Turkey walks economic tightrope between Iran and sanctions
Even as Turkey reduces its oil imports from Iran under pressure from the US and EU, the country is maintaining economic ties with its neighbour.
By Anna Wood for SES Türkiye in Istanbul -- 18/06/12
Just weeks before another set of US and EU-imposed economic sanctions on Iran's oil industry is to go into effect, Turkey sold record levels of gold to its nervous neighbour.
The Turkish Statistical Institute reported that in April Iran was Turkey's largest export market at $1.47 billion, $1.2 billion of which was gold. This represents an increase of more than four times the amount of gold sold by Turkey to Iran in the same period last year.
Economists see rising gold purchases over the past few months as an attempt by Iran to deflect some of the negative effects of sanctions that will become worse as conducting international trade becomes more difficult.
A ratcheting up of sanctions has forced Iran to move away from the dollar while the euro continues to be volatile. Economists believe that gold is seen as a dependable alternative as high inflation in Iran erodes savings and the Iranian currency loses value.
"Because of inevitable developments in Iran, the public's inclination towards precautionary savings and their simultaneous desire to have these savings in gold may have increased," Seyfettin Gursel, a professor of economics at Bahcesehir University, told SES Türkiye.
"From an economic perspective, this is a rational explanation," Gursel added. "We know that households in Turkey also hold great amounts of gold. There must be a large stock among jewelers, as well."
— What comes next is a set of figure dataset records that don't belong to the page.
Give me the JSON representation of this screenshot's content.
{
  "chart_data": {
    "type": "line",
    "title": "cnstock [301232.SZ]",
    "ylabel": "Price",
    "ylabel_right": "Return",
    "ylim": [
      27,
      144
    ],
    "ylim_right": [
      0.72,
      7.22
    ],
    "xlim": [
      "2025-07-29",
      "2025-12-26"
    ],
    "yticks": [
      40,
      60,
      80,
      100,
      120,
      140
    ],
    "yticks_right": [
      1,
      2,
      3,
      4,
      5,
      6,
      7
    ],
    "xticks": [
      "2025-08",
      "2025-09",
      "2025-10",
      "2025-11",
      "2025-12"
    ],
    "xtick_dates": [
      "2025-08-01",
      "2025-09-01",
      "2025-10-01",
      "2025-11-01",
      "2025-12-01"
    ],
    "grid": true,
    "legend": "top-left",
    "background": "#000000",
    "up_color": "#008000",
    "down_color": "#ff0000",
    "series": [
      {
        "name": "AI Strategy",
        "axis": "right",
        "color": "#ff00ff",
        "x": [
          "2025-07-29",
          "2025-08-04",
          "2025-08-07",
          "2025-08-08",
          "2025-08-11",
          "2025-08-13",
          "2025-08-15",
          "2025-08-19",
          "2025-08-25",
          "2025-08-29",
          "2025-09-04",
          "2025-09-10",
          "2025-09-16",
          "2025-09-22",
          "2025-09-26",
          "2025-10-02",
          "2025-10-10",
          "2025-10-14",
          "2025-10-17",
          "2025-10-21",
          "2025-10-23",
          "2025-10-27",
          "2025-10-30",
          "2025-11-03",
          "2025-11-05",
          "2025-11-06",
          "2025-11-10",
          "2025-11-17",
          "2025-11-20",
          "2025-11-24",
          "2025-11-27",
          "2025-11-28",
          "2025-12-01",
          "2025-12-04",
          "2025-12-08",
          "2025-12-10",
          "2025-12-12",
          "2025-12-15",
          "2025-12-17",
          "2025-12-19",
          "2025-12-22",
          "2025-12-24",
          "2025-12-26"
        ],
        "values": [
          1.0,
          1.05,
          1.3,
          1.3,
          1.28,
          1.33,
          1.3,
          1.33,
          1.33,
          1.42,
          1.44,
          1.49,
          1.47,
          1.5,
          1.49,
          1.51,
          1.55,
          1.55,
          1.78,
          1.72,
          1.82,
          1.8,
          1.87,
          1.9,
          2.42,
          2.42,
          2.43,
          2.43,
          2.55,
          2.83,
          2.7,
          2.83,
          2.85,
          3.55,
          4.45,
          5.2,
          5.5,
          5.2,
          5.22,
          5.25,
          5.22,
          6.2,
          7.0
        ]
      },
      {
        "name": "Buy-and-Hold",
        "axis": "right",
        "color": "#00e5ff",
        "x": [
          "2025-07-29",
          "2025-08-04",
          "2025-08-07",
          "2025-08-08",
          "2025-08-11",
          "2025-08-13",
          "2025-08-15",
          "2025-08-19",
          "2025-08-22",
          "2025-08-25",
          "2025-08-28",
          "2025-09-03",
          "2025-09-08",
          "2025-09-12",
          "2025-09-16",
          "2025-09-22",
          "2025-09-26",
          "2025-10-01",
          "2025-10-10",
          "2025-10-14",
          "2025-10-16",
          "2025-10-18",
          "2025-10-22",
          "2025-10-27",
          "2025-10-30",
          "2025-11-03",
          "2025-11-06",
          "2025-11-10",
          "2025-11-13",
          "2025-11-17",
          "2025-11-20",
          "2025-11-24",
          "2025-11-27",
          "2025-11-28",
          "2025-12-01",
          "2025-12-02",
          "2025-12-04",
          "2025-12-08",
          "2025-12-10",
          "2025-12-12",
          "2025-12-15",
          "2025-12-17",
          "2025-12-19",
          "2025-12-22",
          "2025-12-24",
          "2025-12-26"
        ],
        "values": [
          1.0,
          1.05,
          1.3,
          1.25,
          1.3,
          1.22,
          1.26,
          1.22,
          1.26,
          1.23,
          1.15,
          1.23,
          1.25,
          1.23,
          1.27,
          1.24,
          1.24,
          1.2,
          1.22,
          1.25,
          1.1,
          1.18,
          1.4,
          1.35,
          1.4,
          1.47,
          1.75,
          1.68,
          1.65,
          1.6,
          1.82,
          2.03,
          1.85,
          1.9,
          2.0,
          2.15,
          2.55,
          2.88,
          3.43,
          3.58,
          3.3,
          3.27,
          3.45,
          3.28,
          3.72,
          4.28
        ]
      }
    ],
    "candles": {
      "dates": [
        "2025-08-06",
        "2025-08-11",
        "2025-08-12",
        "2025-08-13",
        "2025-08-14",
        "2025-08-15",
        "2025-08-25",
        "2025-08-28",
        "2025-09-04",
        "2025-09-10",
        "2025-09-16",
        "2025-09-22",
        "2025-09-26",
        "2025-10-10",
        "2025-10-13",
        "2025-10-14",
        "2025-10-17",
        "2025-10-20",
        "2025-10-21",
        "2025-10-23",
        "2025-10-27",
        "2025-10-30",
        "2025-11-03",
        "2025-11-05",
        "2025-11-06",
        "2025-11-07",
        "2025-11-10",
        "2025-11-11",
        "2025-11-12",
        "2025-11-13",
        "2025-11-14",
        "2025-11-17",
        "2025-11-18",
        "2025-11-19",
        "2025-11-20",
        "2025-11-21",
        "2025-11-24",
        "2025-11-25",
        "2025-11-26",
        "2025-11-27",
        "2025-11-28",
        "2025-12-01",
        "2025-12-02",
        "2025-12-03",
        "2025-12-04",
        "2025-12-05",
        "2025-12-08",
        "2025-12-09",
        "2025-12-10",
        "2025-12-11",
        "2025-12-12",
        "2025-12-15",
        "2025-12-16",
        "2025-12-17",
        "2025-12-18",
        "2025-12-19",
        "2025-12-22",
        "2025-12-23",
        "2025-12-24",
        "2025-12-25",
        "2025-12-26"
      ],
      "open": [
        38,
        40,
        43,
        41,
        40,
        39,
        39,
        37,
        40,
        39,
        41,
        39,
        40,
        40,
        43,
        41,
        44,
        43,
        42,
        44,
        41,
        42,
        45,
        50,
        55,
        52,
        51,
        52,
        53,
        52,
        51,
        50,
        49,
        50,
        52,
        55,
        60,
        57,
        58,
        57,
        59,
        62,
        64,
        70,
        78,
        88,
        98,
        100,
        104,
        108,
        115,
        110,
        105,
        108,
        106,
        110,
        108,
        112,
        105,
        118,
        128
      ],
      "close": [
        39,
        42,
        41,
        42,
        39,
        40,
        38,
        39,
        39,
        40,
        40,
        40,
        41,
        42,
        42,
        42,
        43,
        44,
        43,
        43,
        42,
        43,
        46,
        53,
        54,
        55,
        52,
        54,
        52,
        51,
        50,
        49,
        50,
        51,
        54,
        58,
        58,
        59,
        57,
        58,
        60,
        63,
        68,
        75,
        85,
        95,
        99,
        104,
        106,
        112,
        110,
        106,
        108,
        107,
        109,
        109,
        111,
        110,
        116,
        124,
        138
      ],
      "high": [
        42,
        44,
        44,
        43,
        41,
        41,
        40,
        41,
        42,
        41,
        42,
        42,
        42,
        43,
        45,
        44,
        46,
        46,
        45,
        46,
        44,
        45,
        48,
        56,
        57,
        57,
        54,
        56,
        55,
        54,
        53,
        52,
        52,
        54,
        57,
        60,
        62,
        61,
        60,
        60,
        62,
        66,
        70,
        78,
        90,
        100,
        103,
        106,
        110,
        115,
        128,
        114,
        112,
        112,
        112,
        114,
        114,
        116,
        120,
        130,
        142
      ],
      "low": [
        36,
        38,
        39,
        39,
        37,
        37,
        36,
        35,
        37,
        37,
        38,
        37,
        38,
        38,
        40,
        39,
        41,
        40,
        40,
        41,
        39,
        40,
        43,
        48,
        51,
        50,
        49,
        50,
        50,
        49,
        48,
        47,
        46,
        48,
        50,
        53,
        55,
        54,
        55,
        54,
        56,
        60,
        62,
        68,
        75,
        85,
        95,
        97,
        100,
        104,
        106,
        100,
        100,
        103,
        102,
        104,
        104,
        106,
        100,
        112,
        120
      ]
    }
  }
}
Djavad Salehi-Isfahani, an Iranian professor of economics at Virginia Tech and a non-resident senior fellow at the Brookings Institution, sees Iran's economic engagement with Turkey as a result of "unprecedented sanctions."
Iran "has been denied access to the global financial arrangements that have taken the world decades to construct, such as SWIFT," Salehi-Isfahani told SES Türkiye, referring to the Society for Worldwide Interbank Financial Telecommunication, the organisation that enables global financial institutions to make transactions in a secure, standardised environment.
"Iran now has to find creative ways to do without some of these facilities," Salehi-Isfahani explained. "So far, it has been turning to gold and local currencies of its trading partners as means of payments. Gold is also now its main instrument for keeping its international reserves."
What complicates these transactions from a political perspective is Turkey's desire to be exempt from Iran sanctions, engage in trade that will help Iran evade the effects of those sanctions, and all the while maintain important economic, military and political alliances with the United States and the EU.
Currently, Turkey seems to be managing this balancing act.
Last week, less than two weeks after the huge gold sales were reported, Turkey's demand for exemptions from the US-backed sanctions was finally met. The US granted Turkey a 180-day exemption from Iran oil sanctions as a result of a nearly 20% cut Turkey made in Iranian oil imports in April.
Sanctions would have affected not only Turkey's energy stability, but also numerous other Turkish industries linked to international markets.
Turkey's trade with Iran has been growing dramatically in recent years. According to data from the Turkish Exporters Assembly and the Turkish Statistical Institute, the total value of goods and services traded between the two countries in the first eight months of 2011 was $10.6 billion, and the Iranian ambassador to Turkey predicted that the value in 2012 could easily reach $15 billion.
Given this profit incentive, as well as Turkey's ongoing -- and increasingly unrealistic -- desire to maintain a "zero problems with neighbours" foreign policy strategy, Turkey is loath to participate in economic sanctions.
Salehi-Isfahani predicts that Turkey's economic ties with Iran could easily grow in the near future. Ultimately, he explained "Turkey remains one of Iran's best options for staying connected to the rest of the world."